Jocy de Oliveira é uma pianista clássica por formação, que de alguma maneira, desviou seu olhar para a música eletrônica, em sua experimentação de sonoridade. Nascia então um ‘objeto voador não identificado’ dentro de múltiplas áreas, porque a música erudita não comporta o que Jocy faz, nem a atribuição eletrônica por si só a contempla. Jocy, assim como a escolha anterior de Dácio, Lenita Perroy, é uma desviante; assim como são as escolhas formais do próprio Dácio. Investigar sua personagem-título, é encontrar um cineasta com sede do desconhecido, um raro detetive que desbrava lugares que não precisam ser confortáveis, ou esperados.
Falar de pioneirismo é um caminho, também ele, de identificação para Dácio. Olhar essa mulher, que nos últimos 70 anos só promoveu encontros espantosos (com Stravinsky, por exemplo), até encontrar-se longe de sua origem. O autor que tenta codificar os códigos distribuídos por Jocy cria um arco fechado em seu olhar; o mergulho no mar, piano e solista, é ao mesmo tempo o fim de um ciclo como o renascimento sob nova égide. Se “Universo Circular – Jocy de Oliveira” passeia por um teor reconhecível de formato, em esquema de relatos, fotografias, entrevistas, cartas, a própria Jocy é a figura dissonante, que teve – e ainda tem – uma vida cheia de glórias, porém em um recorte de exceção, e definitivamente nichado.

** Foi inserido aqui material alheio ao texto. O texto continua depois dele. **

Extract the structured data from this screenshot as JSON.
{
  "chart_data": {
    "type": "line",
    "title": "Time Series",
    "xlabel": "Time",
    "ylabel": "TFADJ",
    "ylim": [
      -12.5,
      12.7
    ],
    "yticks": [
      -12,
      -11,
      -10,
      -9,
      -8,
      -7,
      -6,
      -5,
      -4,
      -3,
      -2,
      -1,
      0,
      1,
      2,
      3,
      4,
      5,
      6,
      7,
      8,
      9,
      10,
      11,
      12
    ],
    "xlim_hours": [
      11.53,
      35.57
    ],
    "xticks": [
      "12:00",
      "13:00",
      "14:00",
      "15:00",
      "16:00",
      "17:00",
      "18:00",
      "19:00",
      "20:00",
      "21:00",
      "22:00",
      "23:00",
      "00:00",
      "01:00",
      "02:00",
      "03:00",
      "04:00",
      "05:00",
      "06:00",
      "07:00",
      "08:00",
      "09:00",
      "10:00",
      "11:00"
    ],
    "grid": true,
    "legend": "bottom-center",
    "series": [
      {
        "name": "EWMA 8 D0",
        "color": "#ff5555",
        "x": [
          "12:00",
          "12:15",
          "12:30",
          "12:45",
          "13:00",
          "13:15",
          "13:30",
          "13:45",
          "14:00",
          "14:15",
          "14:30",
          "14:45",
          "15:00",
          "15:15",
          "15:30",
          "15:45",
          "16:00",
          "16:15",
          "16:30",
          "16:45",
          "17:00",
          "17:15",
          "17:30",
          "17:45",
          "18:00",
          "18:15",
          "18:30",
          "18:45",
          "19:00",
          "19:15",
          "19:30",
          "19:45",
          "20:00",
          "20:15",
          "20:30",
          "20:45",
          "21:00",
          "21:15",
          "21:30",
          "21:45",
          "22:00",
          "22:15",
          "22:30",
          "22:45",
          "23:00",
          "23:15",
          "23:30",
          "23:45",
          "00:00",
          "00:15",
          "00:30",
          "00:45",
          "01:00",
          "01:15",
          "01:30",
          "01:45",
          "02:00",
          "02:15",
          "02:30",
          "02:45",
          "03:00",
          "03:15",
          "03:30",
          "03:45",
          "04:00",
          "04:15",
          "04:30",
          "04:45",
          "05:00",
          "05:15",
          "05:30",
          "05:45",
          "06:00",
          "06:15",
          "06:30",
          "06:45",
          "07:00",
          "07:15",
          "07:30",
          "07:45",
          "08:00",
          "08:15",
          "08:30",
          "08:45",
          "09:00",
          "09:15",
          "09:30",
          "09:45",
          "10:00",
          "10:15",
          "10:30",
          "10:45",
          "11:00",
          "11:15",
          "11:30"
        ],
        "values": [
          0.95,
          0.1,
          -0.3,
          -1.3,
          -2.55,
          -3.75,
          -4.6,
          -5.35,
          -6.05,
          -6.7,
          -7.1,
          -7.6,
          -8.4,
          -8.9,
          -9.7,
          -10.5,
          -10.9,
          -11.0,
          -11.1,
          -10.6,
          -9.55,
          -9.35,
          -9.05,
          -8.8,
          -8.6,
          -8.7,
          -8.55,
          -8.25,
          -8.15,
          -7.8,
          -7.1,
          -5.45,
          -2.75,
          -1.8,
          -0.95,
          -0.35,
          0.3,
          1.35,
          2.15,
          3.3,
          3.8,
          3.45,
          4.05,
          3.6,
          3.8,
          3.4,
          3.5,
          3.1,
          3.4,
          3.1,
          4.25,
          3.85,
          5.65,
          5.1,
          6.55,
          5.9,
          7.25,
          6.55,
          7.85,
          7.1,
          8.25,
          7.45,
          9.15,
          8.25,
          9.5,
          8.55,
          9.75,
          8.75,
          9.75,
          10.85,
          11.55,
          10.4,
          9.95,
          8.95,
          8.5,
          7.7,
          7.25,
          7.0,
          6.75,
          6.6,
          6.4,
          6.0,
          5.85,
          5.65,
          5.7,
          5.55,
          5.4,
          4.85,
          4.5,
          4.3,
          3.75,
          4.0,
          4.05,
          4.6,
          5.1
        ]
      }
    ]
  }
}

Olhando então para a busca pessoal de Pinheiro, os lugares que ele percorre ao pincelar seus escolhidos, e mover-se por essas frestas inesperadas, revelando tipos que precisam de luz, mas que nunca os tiveram, salta da tela um provocador. Em tempos onde as biografias contemplam astros e estrelas das artes, encontrar uma figura histórica dentro da erudição, e mergulhado nessa, mover suas lentes para o que são os desvios de cada um, é uma faísca que ilumina todo um setor. E ele coloca essas espécies de obsessões na tela, em torno de seres amantíssimos do que fazem, mas igualmente escavadores. Ou seja, de muitas formas, Pinheiro encontra no tanto de personagens que adentra, um reflexo fino de sua própria personalidade.
Na obra que segue uma musicista, figura emblemática pela maneira como conduziu a já citada obsessão, não é estranho que o trabalho sonoro seja um destaque. Nas mãos de alguém menos ousado, “Universo Circular – Jocy de Oliveira” seria uma peça comum que alardeia os feitos de sua homenageada. Com Pinheiro, o filme torna-se algo como uma experiência inebriante e muito arrojada, porque existe uma entrega digna na figura retratada. O filme avança em suas qualidades, e redobra as apostas, quando trata de mapear o trabalho de Jocy, que vai além de lugares comuns como “à frente do seu tempo”; metódica e detalhista, esses traços de personalidade estão muito bem demarcados em um trabalho de construção repleta da grandiloquência que se pede, sem perder os riscos que ela mesma correu.
Suas relações de trabalho, de família, o caráter formal de sua trajetória, não tem aqui o peso que teriam em uma abordagem tradicional; um exemplo é a presença de seu filho em uma cena posada logo no início, dando a entender que estaríamos diante daquele retrato mais vezes. Esse é o único momento dele em cena. Pinheiro segue assim, com a certeza de que nem sempre haverá rede de proteção embaixo de si, mas com a certeza que saberá lidar com as quedas que eventualmente acontecerão.